But after various levels of activity on twitter, I recently tried posting more actively, and writing more thought out tweets than where I will have lunch.

Tweet about my lunch from 2009

So I ended up using the official client, both the iOS one and the web app. And wow, the experience is nothing like my little heavily curated twitter feed. The Algorithm™ is now in charge of what you see, and every second tweet is a promoted one.

And, while the artificial restrictions on content length on twitter has its benefits sometimes, the fact is that it is tough to write meaningful content in 280 characters and most good content end up in tweetstorms or long threads anyways. And let’s not mention trying to have a meaningful discussion or debate in 280 characters.

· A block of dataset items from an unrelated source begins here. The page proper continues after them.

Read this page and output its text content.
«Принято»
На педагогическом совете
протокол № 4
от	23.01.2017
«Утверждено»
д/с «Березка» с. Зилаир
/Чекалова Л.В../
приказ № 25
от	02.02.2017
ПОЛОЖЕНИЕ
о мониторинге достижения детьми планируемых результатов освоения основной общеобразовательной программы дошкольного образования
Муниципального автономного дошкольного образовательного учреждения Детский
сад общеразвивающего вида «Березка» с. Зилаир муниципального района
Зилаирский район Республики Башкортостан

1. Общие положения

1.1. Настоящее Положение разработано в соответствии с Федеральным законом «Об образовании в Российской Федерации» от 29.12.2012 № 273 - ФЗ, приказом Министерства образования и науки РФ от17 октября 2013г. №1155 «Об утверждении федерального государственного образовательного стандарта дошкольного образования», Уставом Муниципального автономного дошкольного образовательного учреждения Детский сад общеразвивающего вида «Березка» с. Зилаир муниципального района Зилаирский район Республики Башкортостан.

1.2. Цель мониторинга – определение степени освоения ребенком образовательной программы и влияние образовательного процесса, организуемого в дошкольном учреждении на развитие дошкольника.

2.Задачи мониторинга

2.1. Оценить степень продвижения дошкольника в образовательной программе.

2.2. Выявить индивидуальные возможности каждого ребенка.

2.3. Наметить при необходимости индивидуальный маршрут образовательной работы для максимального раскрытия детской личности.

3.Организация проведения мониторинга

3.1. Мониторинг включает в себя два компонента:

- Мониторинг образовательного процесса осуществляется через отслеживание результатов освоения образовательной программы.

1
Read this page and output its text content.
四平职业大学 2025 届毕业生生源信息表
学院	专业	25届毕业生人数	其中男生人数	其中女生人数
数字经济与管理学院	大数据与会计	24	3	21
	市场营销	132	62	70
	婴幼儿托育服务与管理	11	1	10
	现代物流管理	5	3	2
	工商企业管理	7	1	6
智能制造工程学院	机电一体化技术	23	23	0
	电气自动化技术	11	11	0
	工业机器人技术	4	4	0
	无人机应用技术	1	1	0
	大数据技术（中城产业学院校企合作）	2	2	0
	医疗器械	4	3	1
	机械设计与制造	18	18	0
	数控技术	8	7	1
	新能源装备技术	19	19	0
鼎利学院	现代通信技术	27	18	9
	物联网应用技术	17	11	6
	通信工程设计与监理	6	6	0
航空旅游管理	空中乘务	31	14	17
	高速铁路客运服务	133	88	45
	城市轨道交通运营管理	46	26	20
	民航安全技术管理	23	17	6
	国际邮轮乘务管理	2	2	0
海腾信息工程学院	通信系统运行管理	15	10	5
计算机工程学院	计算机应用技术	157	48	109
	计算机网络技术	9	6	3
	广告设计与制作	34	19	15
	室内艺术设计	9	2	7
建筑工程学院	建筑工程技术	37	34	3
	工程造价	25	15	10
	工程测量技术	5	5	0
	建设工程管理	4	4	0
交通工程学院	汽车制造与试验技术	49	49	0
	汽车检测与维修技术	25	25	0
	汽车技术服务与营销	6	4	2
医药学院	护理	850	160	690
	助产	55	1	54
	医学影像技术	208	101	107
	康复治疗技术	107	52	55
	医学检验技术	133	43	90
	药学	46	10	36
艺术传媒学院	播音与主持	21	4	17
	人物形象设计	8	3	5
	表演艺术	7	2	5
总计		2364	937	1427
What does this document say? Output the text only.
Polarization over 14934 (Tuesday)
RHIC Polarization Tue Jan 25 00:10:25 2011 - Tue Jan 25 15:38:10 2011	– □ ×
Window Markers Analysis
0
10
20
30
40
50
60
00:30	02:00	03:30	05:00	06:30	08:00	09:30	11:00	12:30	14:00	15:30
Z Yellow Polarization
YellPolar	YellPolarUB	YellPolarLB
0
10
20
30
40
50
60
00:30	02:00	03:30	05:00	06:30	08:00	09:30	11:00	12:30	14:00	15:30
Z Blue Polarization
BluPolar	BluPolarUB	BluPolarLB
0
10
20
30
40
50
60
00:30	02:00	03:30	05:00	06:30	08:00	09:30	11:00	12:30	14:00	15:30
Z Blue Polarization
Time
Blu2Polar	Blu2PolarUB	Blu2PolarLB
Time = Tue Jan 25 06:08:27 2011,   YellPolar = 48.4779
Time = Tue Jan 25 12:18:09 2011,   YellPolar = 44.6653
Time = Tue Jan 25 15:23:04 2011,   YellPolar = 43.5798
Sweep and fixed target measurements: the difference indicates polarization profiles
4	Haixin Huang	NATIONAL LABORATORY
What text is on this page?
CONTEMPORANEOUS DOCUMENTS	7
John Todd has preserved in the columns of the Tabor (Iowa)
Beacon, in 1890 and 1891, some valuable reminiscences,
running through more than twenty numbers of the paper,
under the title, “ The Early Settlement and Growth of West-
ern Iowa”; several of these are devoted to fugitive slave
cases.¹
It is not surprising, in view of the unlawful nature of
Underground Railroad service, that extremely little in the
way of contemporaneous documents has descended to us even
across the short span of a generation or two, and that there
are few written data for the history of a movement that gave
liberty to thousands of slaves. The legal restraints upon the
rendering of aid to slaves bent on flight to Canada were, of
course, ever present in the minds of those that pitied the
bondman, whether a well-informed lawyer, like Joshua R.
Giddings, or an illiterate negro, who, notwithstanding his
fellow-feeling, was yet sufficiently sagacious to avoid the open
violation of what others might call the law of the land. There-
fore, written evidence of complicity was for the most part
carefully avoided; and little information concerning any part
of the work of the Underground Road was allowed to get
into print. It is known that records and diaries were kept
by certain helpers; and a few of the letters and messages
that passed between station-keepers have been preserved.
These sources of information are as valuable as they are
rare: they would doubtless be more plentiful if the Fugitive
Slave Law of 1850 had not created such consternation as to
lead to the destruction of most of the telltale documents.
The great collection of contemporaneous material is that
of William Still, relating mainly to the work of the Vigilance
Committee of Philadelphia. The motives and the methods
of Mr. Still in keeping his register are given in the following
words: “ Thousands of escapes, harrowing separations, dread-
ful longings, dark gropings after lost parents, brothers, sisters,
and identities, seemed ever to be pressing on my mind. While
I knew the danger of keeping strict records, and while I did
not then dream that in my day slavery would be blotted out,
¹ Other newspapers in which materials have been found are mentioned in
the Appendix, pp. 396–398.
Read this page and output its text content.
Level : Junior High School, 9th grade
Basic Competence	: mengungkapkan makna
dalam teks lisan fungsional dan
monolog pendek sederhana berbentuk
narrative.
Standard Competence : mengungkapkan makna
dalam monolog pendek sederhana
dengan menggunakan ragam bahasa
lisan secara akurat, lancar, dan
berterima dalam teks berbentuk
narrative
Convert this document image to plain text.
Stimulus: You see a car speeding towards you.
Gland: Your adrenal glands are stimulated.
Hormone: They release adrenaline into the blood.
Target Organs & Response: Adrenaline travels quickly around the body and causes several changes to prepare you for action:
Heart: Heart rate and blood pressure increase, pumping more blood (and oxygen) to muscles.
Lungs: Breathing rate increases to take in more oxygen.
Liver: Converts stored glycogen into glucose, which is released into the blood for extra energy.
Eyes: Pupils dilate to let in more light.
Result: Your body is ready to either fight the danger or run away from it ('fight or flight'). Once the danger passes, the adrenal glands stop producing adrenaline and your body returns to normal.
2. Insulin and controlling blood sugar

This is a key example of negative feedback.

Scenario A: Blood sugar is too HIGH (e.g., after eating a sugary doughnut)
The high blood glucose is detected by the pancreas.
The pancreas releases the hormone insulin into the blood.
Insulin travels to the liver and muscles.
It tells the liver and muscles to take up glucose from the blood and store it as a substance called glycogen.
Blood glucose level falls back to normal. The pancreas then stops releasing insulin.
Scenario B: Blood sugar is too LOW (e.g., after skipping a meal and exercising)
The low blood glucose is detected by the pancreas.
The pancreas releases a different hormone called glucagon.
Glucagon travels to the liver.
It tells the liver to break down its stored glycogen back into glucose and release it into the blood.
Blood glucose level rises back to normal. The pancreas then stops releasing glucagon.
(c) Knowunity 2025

So I have been thinking about moving everything to a blog. But for a long time, I have seen a blog as the complete opposite of a tweet. Where a tweet is(was) forced to be short and had no expectation of quality, I have viewed blogs as these long well thought out pieces, which preferably have gone through one or two edits by an editor. So although I have a long backlog of blog-drafts, I have not published anything since 2017, and my old blog has only three posts before this one.

There are other issues with twitter and other platforms which will I will try to cover in a later blog post. The result was that when I found out about micro.blog and the IndieWeb movement, I felt that they hit right in the heart of the issues. They had already solved, or were discussing a lot of the same things I had been thinking about.

In short

  1. Control (although hosting it at micro.blog means it can disappear as quickly as from any other platform, it’s a step in the right direction)
  2. Federated (push or pull content from the different platforms into something you control)
  3. Archiving (a topic for another post, but I feel the web and the content on the big platforms is more ephemeral than ever)

So here I am now, with a micro.blog account.